Filter username or email address within space delimited string

earlsanchez · February 6, 2021, 1:20am

Hello,
I'm trying to create a Logstash filter using Grok for the following log event:

2021-01-15 15:36:08.081 ERROR   t:44    com.ixiasoft.physicalModel.TextmlSession.loginWithServerConnection:321  Unable to authenticate user jane.smith@domain.com com.ixia.textmlserver.corbaimpl.exceptions.ErrorImp: HRESULT <0x0> : Login failed.

Using the Grok Debugger I've come up with the following pattern match thus far:

%{TIMESTAMP_ISO8601:date} %{LOGLEVEL:loglevel}\s*\S+\s*%{NOTSPACE:logger}\s*%{GREEDYDATA:exception} %{USER:user} %{GREEDYDATA:exception2}

I know the 1st %{GREEDYDATA:exception} is not right, but I can't figure how to get past the "Unable to authenticate user" string so that I can capture the "user" field. I assume it needs to be some Regex pattern but can some one help me with this?

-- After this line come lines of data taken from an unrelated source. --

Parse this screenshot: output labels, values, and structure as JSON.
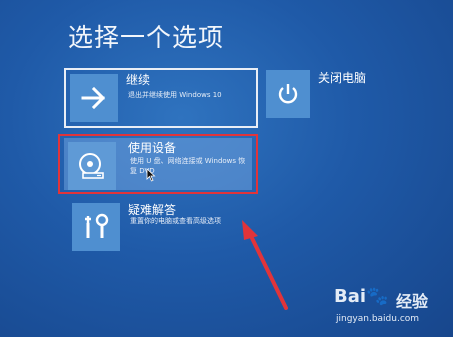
{
  "screen_title": "选择一个选项",
  "options": {
    "continue": {
      "title": "继续",
      "description": "退出并继续使用 Windows 10",
      "icon": "arrow-right-icon"
    },
    "use_device": {
      "title": "使用设备",
      "description": "使用 U 盘、网络连接或 Windows 恢复 DVD",
      "icon": "disc-drive-icon"
    },
    "troubleshoot": {
      "title": "疑难解答",
      "description": "重置你的电脑或查看高级选项",
      "icon": "tools-icon"
    },
    "shutdown": {
      "title": "关闭电脑",
      "icon": "power-icon"
    }
  },
  "annotation": {
    "highlight_color": "#e1343a",
    "arrow_color": "#e1343a"
  },
  "watermark": {
    "logo": "Bai",
    "paw": "du",
    "site_name": "经验",
    "url": "jingyan.baidu.com"
  },
  "colors": {
    "background": "#1f5aa8",
    "tile": "#4f8fd0"
  }
}
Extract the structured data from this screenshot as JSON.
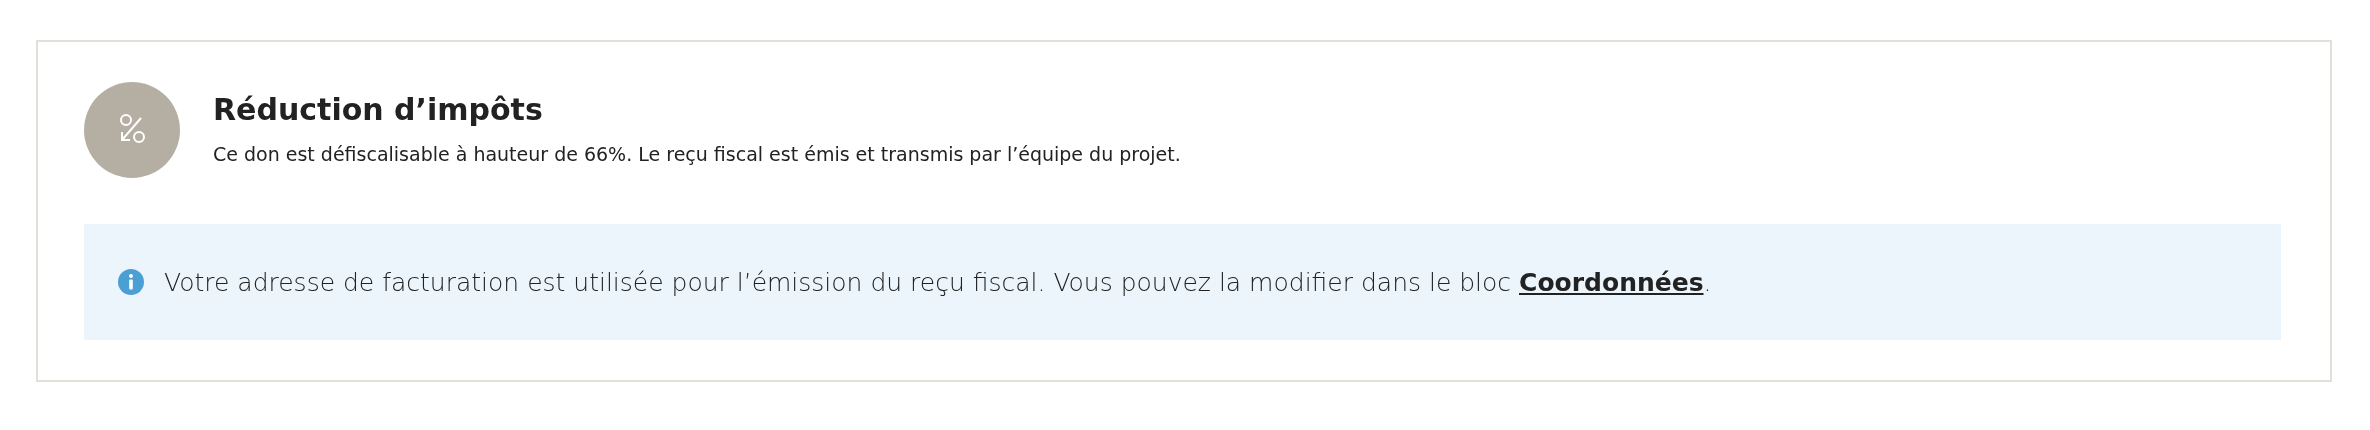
{
  "tax_card": {
    "title": "Réduction d’impôts",
    "description": "Ce don est défiscalisable à hauteur de 66%. Le reçu fiscal est émis et transmis par l’équipe du projet.",
    "notice": {
      "text_before": "Votre adresse de facturation est utilisée pour l’émission du reçu fiscal. Vous pouvez la modifier dans le bloc ",
      "link": "Coordonnées",
      "text_after": "."
    }
  }
}
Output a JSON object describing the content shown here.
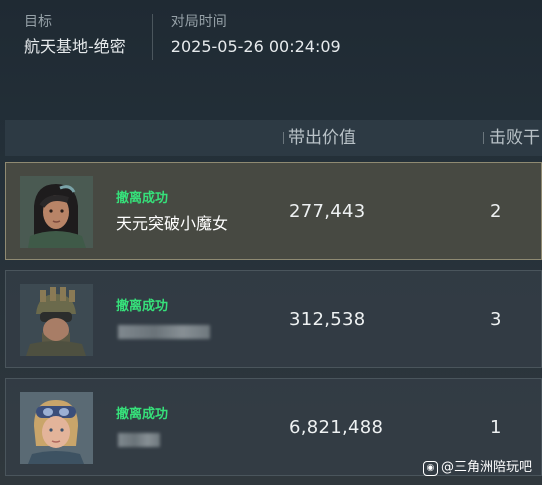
{
  "match": {
    "target_label": "目标",
    "target_value": "航天基地-绝密",
    "time_label": "对局时间",
    "time_value": "2025-05-26 00:24:09"
  },
  "columns": {
    "value": "带出价值",
    "kills": "击败干"
  },
  "players": [
    {
      "status": "撤离成功",
      "name": "天元突破小魔女",
      "value": "277,443",
      "kills": "2",
      "selected": true
    },
    {
      "status": "撤离成功",
      "name": "",
      "value": "312,538",
      "kills": "3",
      "selected": false
    },
    {
      "status": "撤离成功",
      "name": "",
      "value": "6,821,488",
      "kills": "1",
      "selected": false
    }
  ],
  "watermark": {
    "icon": "weibo-logo-icon",
    "text": "@三角洲陪玩吧"
  },
  "colors": {
    "success": "#36e07a",
    "selected_border": "#8f8a72"
  }
}
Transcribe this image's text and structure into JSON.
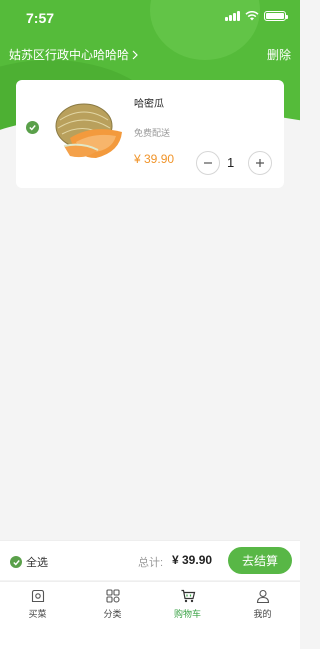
{
  "status_bar": {
    "time": "7:57"
  },
  "header": {
    "location": "姑苏区行政中心哈哈哈",
    "delete_label": "删除"
  },
  "cart": {
    "items": [
      {
        "name": "哈密瓜",
        "delivery": "免费配送",
        "price": "¥ 39.90",
        "quantity": "1",
        "selected": true
      }
    ]
  },
  "checkout": {
    "select_all_label": "全选",
    "total_label": "总计:",
    "total_value": "¥ 39.90",
    "button_label": "去结算"
  },
  "tabbar": {
    "tabs": [
      {
        "label": "买菜",
        "icon": "shop-icon",
        "active": false
      },
      {
        "label": "分类",
        "icon": "category-icon",
        "active": false
      },
      {
        "label": "购物车",
        "icon": "cart-icon",
        "active": true
      },
      {
        "label": "我的",
        "icon": "user-icon",
        "active": false
      }
    ]
  },
  "colors": {
    "brand_green": "#55bb3a",
    "price_orange": "#f0942a",
    "active_tab": "#3aa245"
  }
}
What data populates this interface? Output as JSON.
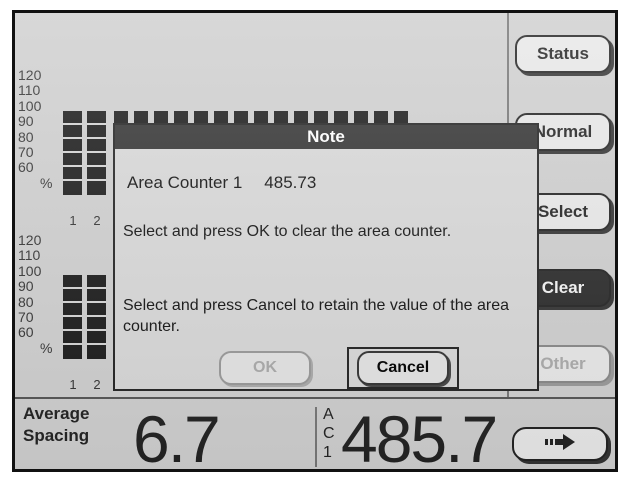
{
  "left_panel": {
    "top_axis": [
      "120",
      "110",
      "100",
      "90",
      "80",
      "70",
      "60",
      "%"
    ],
    "bottom_axis": [
      "120",
      "110",
      "100",
      "90",
      "80",
      "70",
      "60",
      "%"
    ],
    "column_numbers": [
      "1",
      "2"
    ]
  },
  "right_buttons": {
    "status": "Status",
    "normal": "Normal",
    "select": "Select",
    "clear": "Clear",
    "other": "Other"
  },
  "dialog": {
    "title": "Note",
    "counter_label": "Area Counter 1",
    "counter_value": "485.73",
    "message_ok": "Select and press OK to clear the area counter.",
    "message_cancel": "Select and press Cancel to retain the value of the area counter.",
    "ok_label": "OK",
    "cancel_label": "Cancel"
  },
  "bottom": {
    "avg_label_line1": "Average",
    "avg_label_line2": "Spacing",
    "avg_value": "6.7",
    "ac_letters": [
      "A",
      "C",
      "1"
    ],
    "ac_value": "485.7",
    "next_icon": "arrow-right-icon"
  }
}
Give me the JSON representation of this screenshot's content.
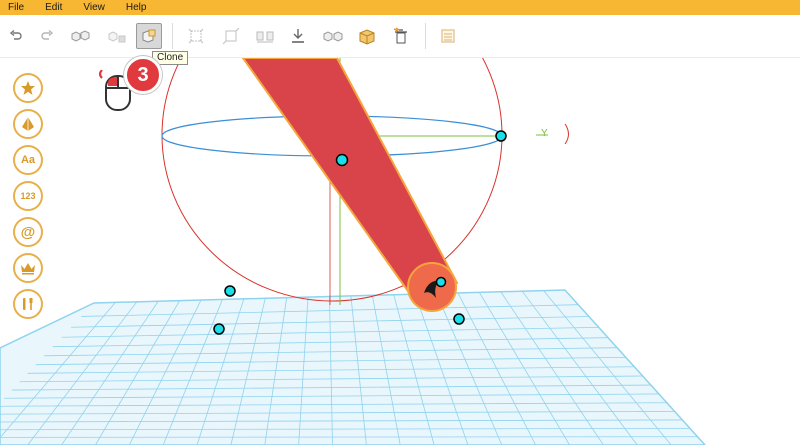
{
  "menu": {
    "items": [
      "File",
      "Edit",
      "View",
      "Help"
    ]
  },
  "toolbar": {
    "buttons": [
      "undo-icon",
      "redo-icon",
      "group-icon",
      "ungroup-icon",
      "clone-icon",
      "align-icon",
      "scale-icon",
      "mirror-icon",
      "drop-to-floor-icon",
      "split-icon",
      "merge-icon",
      "remove-icon",
      "settings-icon"
    ],
    "active": "clone-icon",
    "tooltip": "Clone"
  },
  "sidebar": {
    "items": [
      {
        "name": "star-icon",
        "label": ""
      },
      {
        "name": "shape-icon",
        "label": ""
      },
      {
        "name": "text",
        "label": "Aa"
      },
      {
        "name": "numbers",
        "label": "123"
      },
      {
        "name": "at-icon",
        "label": "@"
      },
      {
        "name": "crown-icon",
        "label": ""
      },
      {
        "name": "tools-icon",
        "label": ""
      }
    ]
  },
  "tutorial": {
    "step": "3"
  },
  "viewport": {
    "axis_label": "Y"
  },
  "colors": {
    "menubar": "#f7b733",
    "accent": "#e8b04a",
    "object_fill": "#d9444b",
    "object_outline": "#f5a53c",
    "grid": "#8fd3ee",
    "gizmo_red": "#d9332b",
    "gizmo_blue": "#3a8fd6",
    "gizmo_green": "#7fbf3f",
    "handle": "#19e0e8",
    "badge": "#e0393e"
  }
}
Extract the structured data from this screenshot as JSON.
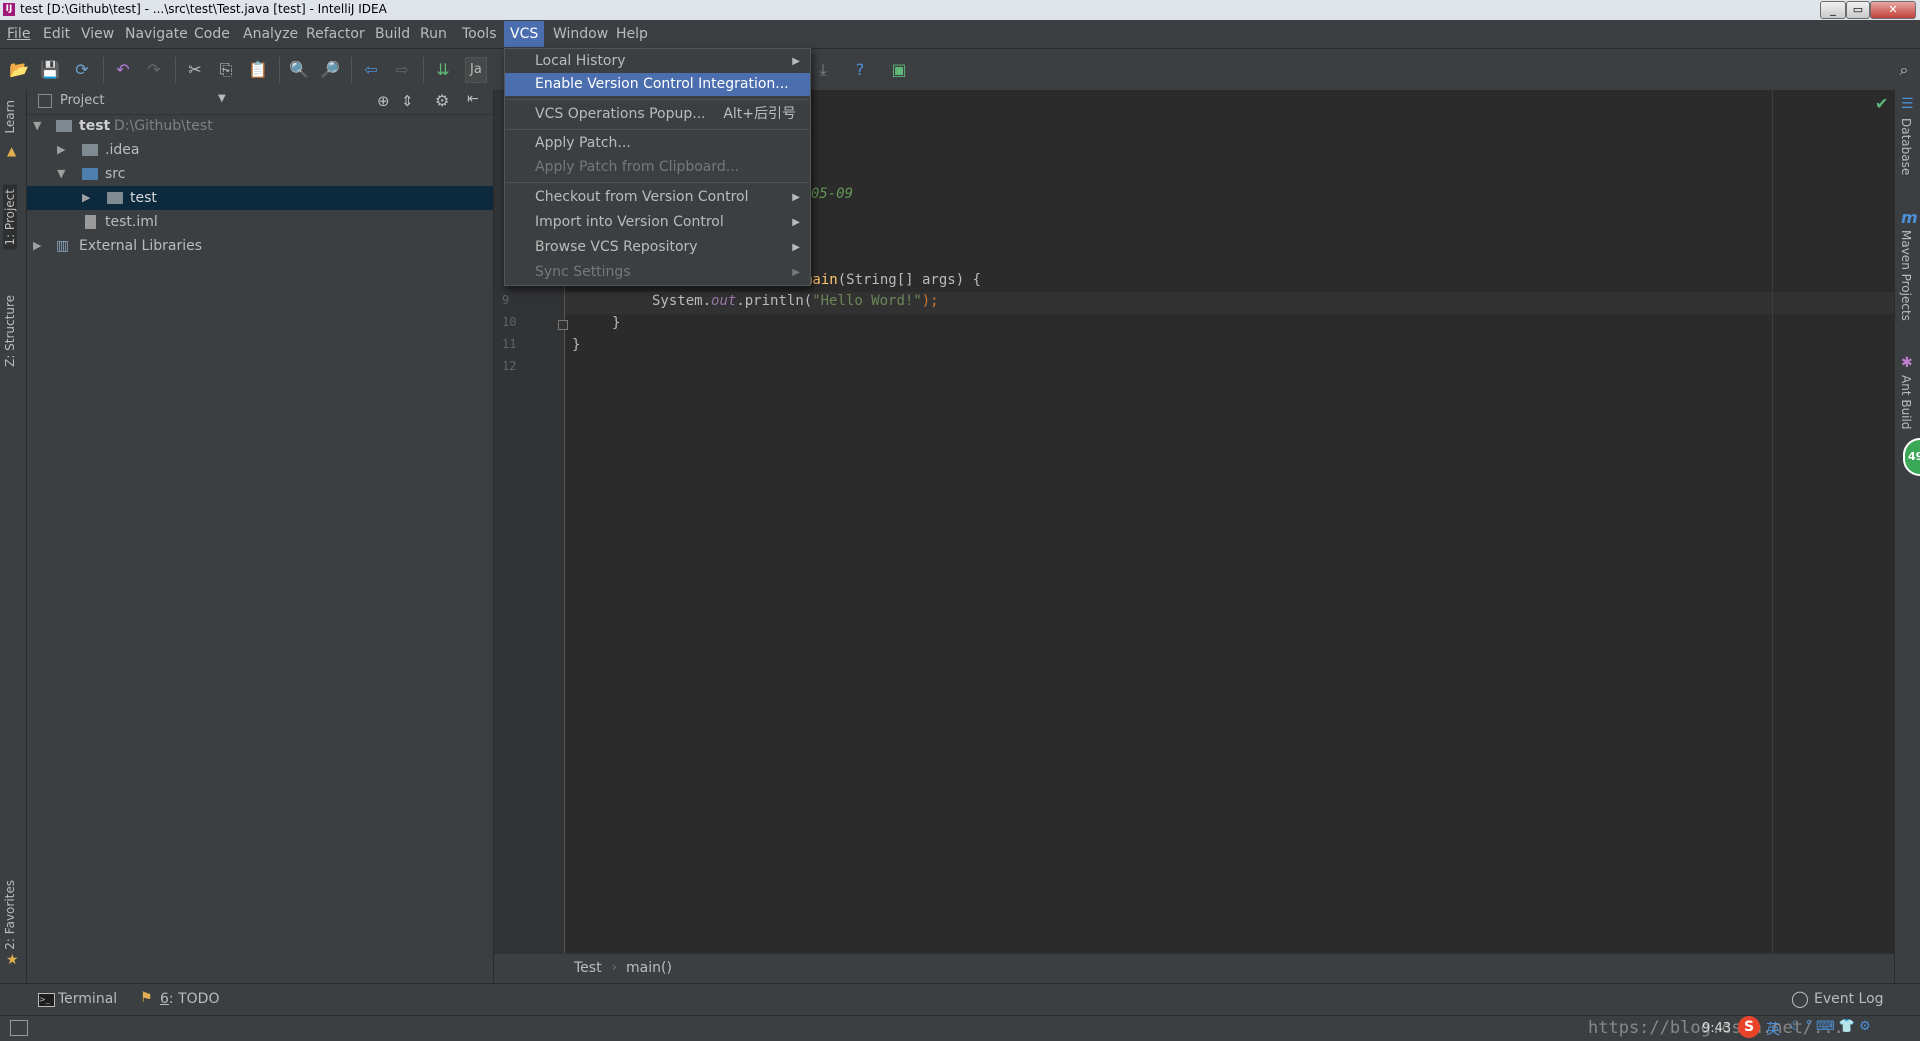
{
  "window": {
    "title": "test [D:\\Github\\test] - ...\\src\\test\\Test.java [test] - IntelliJ IDEA",
    "app_icon": "IJ",
    "controls": [
      "_",
      "▭",
      "✕"
    ]
  },
  "menubar": {
    "items": [
      "File",
      "Edit",
      "View",
      "Navigate",
      "Code",
      "Analyze",
      "Refactor",
      "Build",
      "Run",
      "Tools",
      "VCS",
      "Window",
      "Help"
    ],
    "active": "VCS"
  },
  "toolbar": {
    "run_config_label": "Ja"
  },
  "left_strip": {
    "tabs": [
      "Learn",
      "1: Project",
      "Z: Structure",
      "2: Favorites"
    ]
  },
  "right_strip": {
    "tabs": [
      "Database",
      "Maven Projects",
      "Ant Build"
    ],
    "badge": "49"
  },
  "project_panel": {
    "header": "Project",
    "tree": [
      {
        "label": "test",
        "path": "D:\\Github\\test",
        "expanded": true
      },
      {
        "label": ".idea",
        "expanded": false
      },
      {
        "label": "src",
        "expanded": true
      },
      {
        "label": "test",
        "expanded": false,
        "selected": true
      },
      {
        "label": "test.iml"
      },
      {
        "label": "External Libraries",
        "expanded": false
      }
    ]
  },
  "editor": {
    "line_numbers": [
      "9",
      "10",
      "11",
      "12"
    ],
    "date_fragment": "8-05-09",
    "main_sig_fn": "main",
    "main_sig_rest": "(String[] args) {",
    "println_pre": "System.",
    "println_field": "out",
    "println_call": ".println(",
    "println_str": "\"Hello Word!\"",
    "println_end": ");",
    "close_brace_inner": "}",
    "close_brace_outer": "}"
  },
  "breadcrumbs": {
    "items": [
      "Test",
      "main()"
    ],
    "separator": "›"
  },
  "bottombar": {
    "terminal": "Terminal",
    "todo_prefix": "6",
    "todo_label": ": TODO",
    "event_log": "Event Log"
  },
  "statusbar": {
    "time": "9:43",
    "watermark": "https://blog.csdn.net/...",
    "ime": "英"
  },
  "vcs_menu": {
    "items": [
      {
        "label": "Local History",
        "submenu": true
      },
      {
        "label": "Enable Version Control Integration...",
        "highlighted": true
      },
      {
        "label": "VCS Operations Popup...",
        "shortcut": "Alt+后引号"
      },
      {
        "label": "Apply Patch..."
      },
      {
        "label": "Apply Patch from Clipboard...",
        "disabled": true
      },
      {
        "label": "Checkout from Version Control",
        "submenu": true
      },
      {
        "label": "Import into Version Control",
        "submenu": true
      },
      {
        "label": "Browse VCS Repository",
        "submenu": true
      },
      {
        "label": "Sync Settings",
        "submenu": true,
        "disabled": true
      }
    ]
  },
  "colors": {
    "accent": "#4b6eaf",
    "background": "#2b2b2b",
    "panel": "#3c3f41",
    "selection": "#0d293e"
  }
}
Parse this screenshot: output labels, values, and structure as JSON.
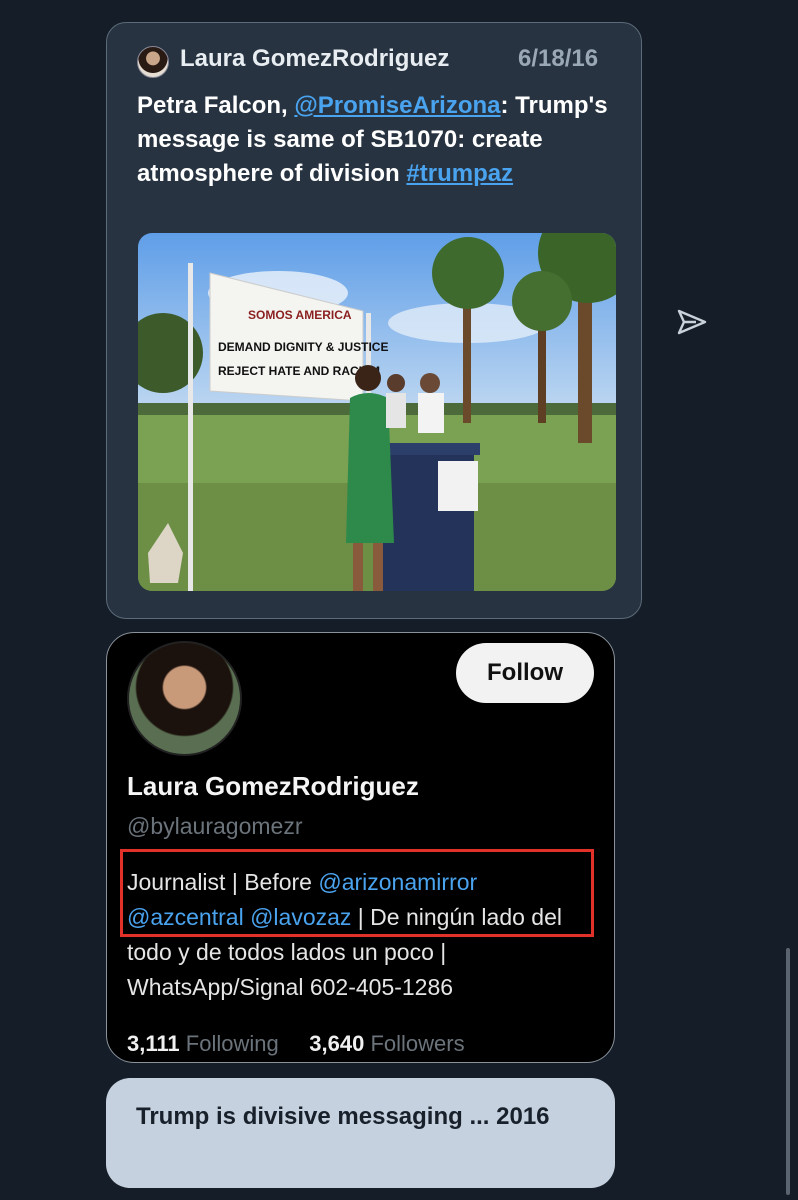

My ultimate goal is to be able to set an alarm in Kibana so I will need to be able to search for ("loglevel:ERROR" and "Unable to authenticate user"), and be able to display the "user" field. Ultimately, I think these are the fields I need to parse from the above log event:

"date" => "2021-01-15 15:36:08.081", 
"loglevel" => "ERROR", 
"user" => "jsmith", "jane.smith", "jane.smith@domain.com"
("user" could be any of the 3 patterns.)

Could some one please help with the grok pattern?

TIA!

kavierkoo · February 6, 2021, 6:04am

I tried to change your grok a little and see if this is what you are trying to achieve?

Grok Pattern:

%{TIMESTAMP_ISO8601:date} %{LOGLEVEL:loglevel}\s+\S+\s+%{NOTSPACE:logger}\s+(?<logerror>Unable to authenticate user)\s+%{NOTSPACE:email_address}\s+%{GREEDYDATA:exception2}

Output

{
  "date": [
    "2021-01-15 15:36:08.081"
  ],
  "YEAR": [
    "2021"
  ],
  "MONTHNUM": [
    "01"
  ],
  "MONTHDAY": [
    "15"
  ],
  "HOUR": [
    "15",
    null
  ],
  "MINUTE": [
    "36",
    null
  ],
  "SECOND": [
    "08.081"
  ],
  "ISO8601_TIMEZONE": [
    null
  ],
  "loglevel": [
    "ERROR"
  ],
  "logger": [
    "com.ixiasoft.physicalModel.TextmlSession.loginWithServerConnection:321"
  ],
  "logerror": [
    "Unable to authenticate user"
  ],
  "email_address": [
    "jane.smith@domain.com"
  ],
  "exception2": [
    "com.ixia.textmlserver.corbaimpl.exceptions.ErrorImp: HRESULT <0x0> : Login failed."
  ]
}

Hope this could help you!

earlsanchez · February 8, 2021, 7:11pm

Thank you @kavierkoo, your solution works. I think I was expecting it to be more complicated than it actually is.

kavierkoo · February 9, 2021, 8:13am

Glad that helped you!

system · March 9, 2021, 8:13am

This topic was automatically closed 28 days after the last reply. New replies are no longer allowed.